When you’re hiding from the heat from late morning to late afternoon, you might wonder what is the point of forking out thousands of euros when you could have stayed inside your own house back in Ireland.

OK, you’ll probably go to a nice restaurant when the sun sets, but if you’re like me, you’ll struggle to sleep in the heat and before you know it the sun is up again and the hot cycle repeats.

Even with all the warnings and precautions, people still die. A recent study showed that more than 60,000 excessive deaths were caused by Europe’s deadly heatwave last year.

I’ve heard from people who have just returned from a hot holiday destination and said, never again. No-one wanted to venture beyond the hotel, so the pool was a constant crowded human soup, competition for loungers was fierce, and they were never so happy to see cool and drizzly Cork airport in their lives.

Flying warms the planet

Along with the tragedy of the Rhodes wildfires is the irony that every flight depositing holidaymakers on the island adds yet more carbon emissions to the atmosphere, warms the planet more, and contributes to the climate carnage that holidaymakers ended up fleeing from and complaining about.

Every single holiday flight makes global heating worse.

A round-trip flight from Dublin to Rhodes for a family of four dumps four tonnes of carbon emissions into the atmosphere, just less than the global average of one person’s emissions for an entire year.

Last summer, a boon year for Greek tourism, one million tourists were arriving in the country every week. The environmental impact of mass tourism is enormous.

At the start of May, the World Meteorological Organisation warned that the natural warming event of El Niño would steer global temperatures skywards, but experts are stunned at how hot things have got so quickly.

Will people start changing their holidaying habits in the face of such overwhelming climate chaos?

But the weather is rubbish here

I’ve just spent two weeks holidaying in Ireland and yes, it rained a lot, but thanks to Met Eireann’s rainfall radar app we dodged the worst of the downpours and still had fun.

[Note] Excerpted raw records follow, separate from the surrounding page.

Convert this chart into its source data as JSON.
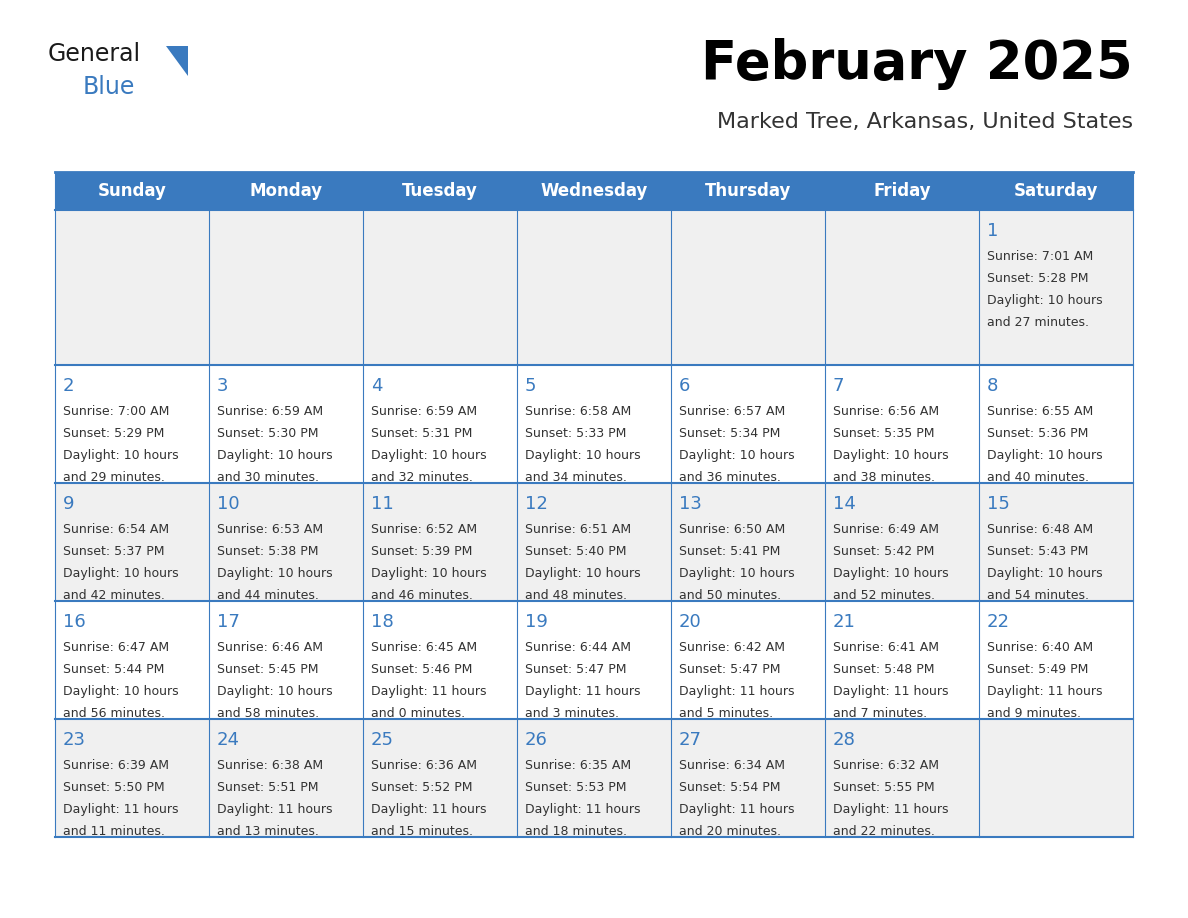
{
  "title": "February 2025",
  "subtitle": "Marked Tree, Arkansas, United States",
  "header_bg": "#3a7abf",
  "header_text": "#ffffff",
  "day_names": [
    "Sunday",
    "Monday",
    "Tuesday",
    "Wednesday",
    "Thursday",
    "Friday",
    "Saturday"
  ],
  "row_bg_even": "#f0f0f0",
  "row_bg_odd": "#ffffff",
  "grid_line_color": "#3a7abf",
  "day_number_color": "#3a7abf",
  "cell_text_color": "#333333",
  "logo_general_color": "#1a1a1a",
  "logo_blue_color": "#3a7abf",
  "logo_triangle_color": "#3a7abf",
  "days": [
    {
      "day": 1,
      "col": 6,
      "row": 0,
      "sunrise": "7:01 AM",
      "sunset": "5:28 PM",
      "daylight_h": "10 hours",
      "daylight_m": "27 minutes."
    },
    {
      "day": 2,
      "col": 0,
      "row": 1,
      "sunrise": "7:00 AM",
      "sunset": "5:29 PM",
      "daylight_h": "10 hours",
      "daylight_m": "29 minutes."
    },
    {
      "day": 3,
      "col": 1,
      "row": 1,
      "sunrise": "6:59 AM",
      "sunset": "5:30 PM",
      "daylight_h": "10 hours",
      "daylight_m": "30 minutes."
    },
    {
      "day": 4,
      "col": 2,
      "row": 1,
      "sunrise": "6:59 AM",
      "sunset": "5:31 PM",
      "daylight_h": "10 hours",
      "daylight_m": "32 minutes."
    },
    {
      "day": 5,
      "col": 3,
      "row": 1,
      "sunrise": "6:58 AM",
      "sunset": "5:33 PM",
      "daylight_h": "10 hours",
      "daylight_m": "34 minutes."
    },
    {
      "day": 6,
      "col": 4,
      "row": 1,
      "sunrise": "6:57 AM",
      "sunset": "5:34 PM",
      "daylight_h": "10 hours",
      "daylight_m": "36 minutes."
    },
    {
      "day": 7,
      "col": 5,
      "row": 1,
      "sunrise": "6:56 AM",
      "sunset": "5:35 PM",
      "daylight_h": "10 hours",
      "daylight_m": "38 minutes."
    },
    {
      "day": 8,
      "col": 6,
      "row": 1,
      "sunrise": "6:55 AM",
      "sunset": "5:36 PM",
      "daylight_h": "10 hours",
      "daylight_m": "40 minutes."
    },
    {
      "day": 9,
      "col": 0,
      "row": 2,
      "sunrise": "6:54 AM",
      "sunset": "5:37 PM",
      "daylight_h": "10 hours",
      "daylight_m": "42 minutes."
    },
    {
      "day": 10,
      "col": 1,
      "row": 2,
      "sunrise": "6:53 AM",
      "sunset": "5:38 PM",
      "daylight_h": "10 hours",
      "daylight_m": "44 minutes."
    },
    {
      "day": 11,
      "col": 2,
      "row": 2,
      "sunrise": "6:52 AM",
      "sunset": "5:39 PM",
      "daylight_h": "10 hours",
      "daylight_m": "46 minutes."
    },
    {
      "day": 12,
      "col": 3,
      "row": 2,
      "sunrise": "6:51 AM",
      "sunset": "5:40 PM",
      "daylight_h": "10 hours",
      "daylight_m": "48 minutes."
    },
    {
      "day": 13,
      "col": 4,
      "row": 2,
      "sunrise": "6:50 AM",
      "sunset": "5:41 PM",
      "daylight_h": "10 hours",
      "daylight_m": "50 minutes."
    },
    {
      "day": 14,
      "col": 5,
      "row": 2,
      "sunrise": "6:49 AM",
      "sunset": "5:42 PM",
      "daylight_h": "10 hours",
      "daylight_m": "52 minutes."
    },
    {
      "day": 15,
      "col": 6,
      "row": 2,
      "sunrise": "6:48 AM",
      "sunset": "5:43 PM",
      "daylight_h": "10 hours",
      "daylight_m": "54 minutes."
    },
    {
      "day": 16,
      "col": 0,
      "row": 3,
      "sunrise": "6:47 AM",
      "sunset": "5:44 PM",
      "daylight_h": "10 hours",
      "daylight_m": "56 minutes."
    },
    {
      "day": 17,
      "col": 1,
      "row": 3,
      "sunrise": "6:46 AM",
      "sunset": "5:45 PM",
      "daylight_h": "10 hours",
      "daylight_m": "58 minutes."
    },
    {
      "day": 18,
      "col": 2,
      "row": 3,
      "sunrise": "6:45 AM",
      "sunset": "5:46 PM",
      "daylight_h": "11 hours",
      "daylight_m": "0 minutes."
    },
    {
      "day": 19,
      "col": 3,
      "row": 3,
      "sunrise": "6:44 AM",
      "sunset": "5:47 PM",
      "daylight_h": "11 hours",
      "daylight_m": "3 minutes."
    },
    {
      "day": 20,
      "col": 4,
      "row": 3,
      "sunrise": "6:42 AM",
      "sunset": "5:47 PM",
      "daylight_h": "11 hours",
      "daylight_m": "5 minutes."
    },
    {
      "day": 21,
      "col": 5,
      "row": 3,
      "sunrise": "6:41 AM",
      "sunset": "5:48 PM",
      "daylight_h": "11 hours",
      "daylight_m": "7 minutes."
    },
    {
      "day": 22,
      "col": 6,
      "row": 3,
      "sunrise": "6:40 AM",
      "sunset": "5:49 PM",
      "daylight_h": "11 hours",
      "daylight_m": "9 minutes."
    },
    {
      "day": 23,
      "col": 0,
      "row": 4,
      "sunrise": "6:39 AM",
      "sunset": "5:50 PM",
      "daylight_h": "11 hours",
      "daylight_m": "11 minutes."
    },
    {
      "day": 24,
      "col": 1,
      "row": 4,
      "sunrise": "6:38 AM",
      "sunset": "5:51 PM",
      "daylight_h": "11 hours",
      "daylight_m": "13 minutes."
    },
    {
      "day": 25,
      "col": 2,
      "row": 4,
      "sunrise": "6:36 AM",
      "sunset": "5:52 PM",
      "daylight_h": "11 hours",
      "daylight_m": "15 minutes."
    },
    {
      "day": 26,
      "col": 3,
      "row": 4,
      "sunrise": "6:35 AM",
      "sunset": "5:53 PM",
      "daylight_h": "11 hours",
      "daylight_m": "18 minutes."
    },
    {
      "day": 27,
      "col": 4,
      "row": 4,
      "sunrise": "6:34 AM",
      "sunset": "5:54 PM",
      "daylight_h": "11 hours",
      "daylight_m": "20 minutes."
    },
    {
      "day": 28,
      "col": 5,
      "row": 4,
      "sunrise": "6:32 AM",
      "sunset": "5:55 PM",
      "daylight_h": "11 hours",
      "daylight_m": "22 minutes."
    }
  ]
}
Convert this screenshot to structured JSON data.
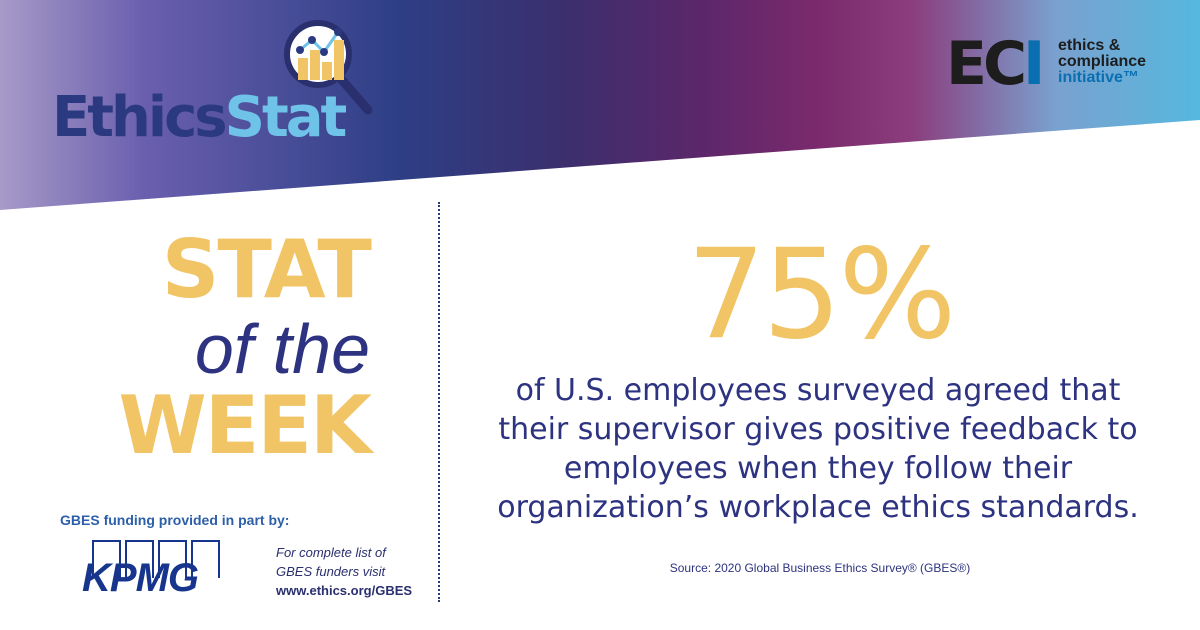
{
  "banner": {
    "logo_left": {
      "part1": "Ethics",
      "part2": "Stat"
    },
    "logo_right": {
      "acronym_letters": "EC",
      "acronym_last": "I",
      "line1": "ethics &",
      "line2": "compliance",
      "line3": "initiative™"
    },
    "colors": {
      "navy": "#2b3a80",
      "light_blue": "#6fc2e8",
      "purple": "#7a2a6c",
      "gold": "#f1c565"
    }
  },
  "title": {
    "line1": "STAT",
    "line2": "of the",
    "line3": "WEEK"
  },
  "funding": {
    "label": "GBES funding provided in part by:",
    "sponsor": "KPMG",
    "note_line1": "For complete list of",
    "note_line2": "GBES funders visit",
    "url": "www.ethics.org/GBES"
  },
  "stat": {
    "value": "75%",
    "line1": "of U.S. employees surveyed agreed that",
    "line2": "their supervisor gives positive feedback to",
    "line3": "employees when they follow their",
    "line4": "organization’s workplace ethics standards."
  },
  "source": "Source: 2020 Global Business Ethics Survey® (GBES®)"
}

When the sun does finally come out and you find yourself on a pristine beach all to yourself, it’s like winning the Lotto.

We had to pack clothes and footwear for all weather eventualities, but in fact we had beautiful sunny weather on Bere Island and if I had a choice between changeable Irish summer weather and searing Mediterranean weather, I would pick Ireland every time.

In the past few weeks, I’ve noticed newspaper articles advising how to travel to a heatwave zone with kids, or ones promoting “cooler holiday destinations” in Scandinavia. Here’s an idea - don’t go! Holiday at home, protect the planet and protect your kids’ future.

Kids might whine for a trip on a plane or a holiday in Spain, but we never went anywhere as kids, a caravan in Youghal if you were lucky, and we’re all fine.

As the global temperatures continue to rise and mass tourism destinations become undesirable, holidaying in Ireland might in fact become a privilege.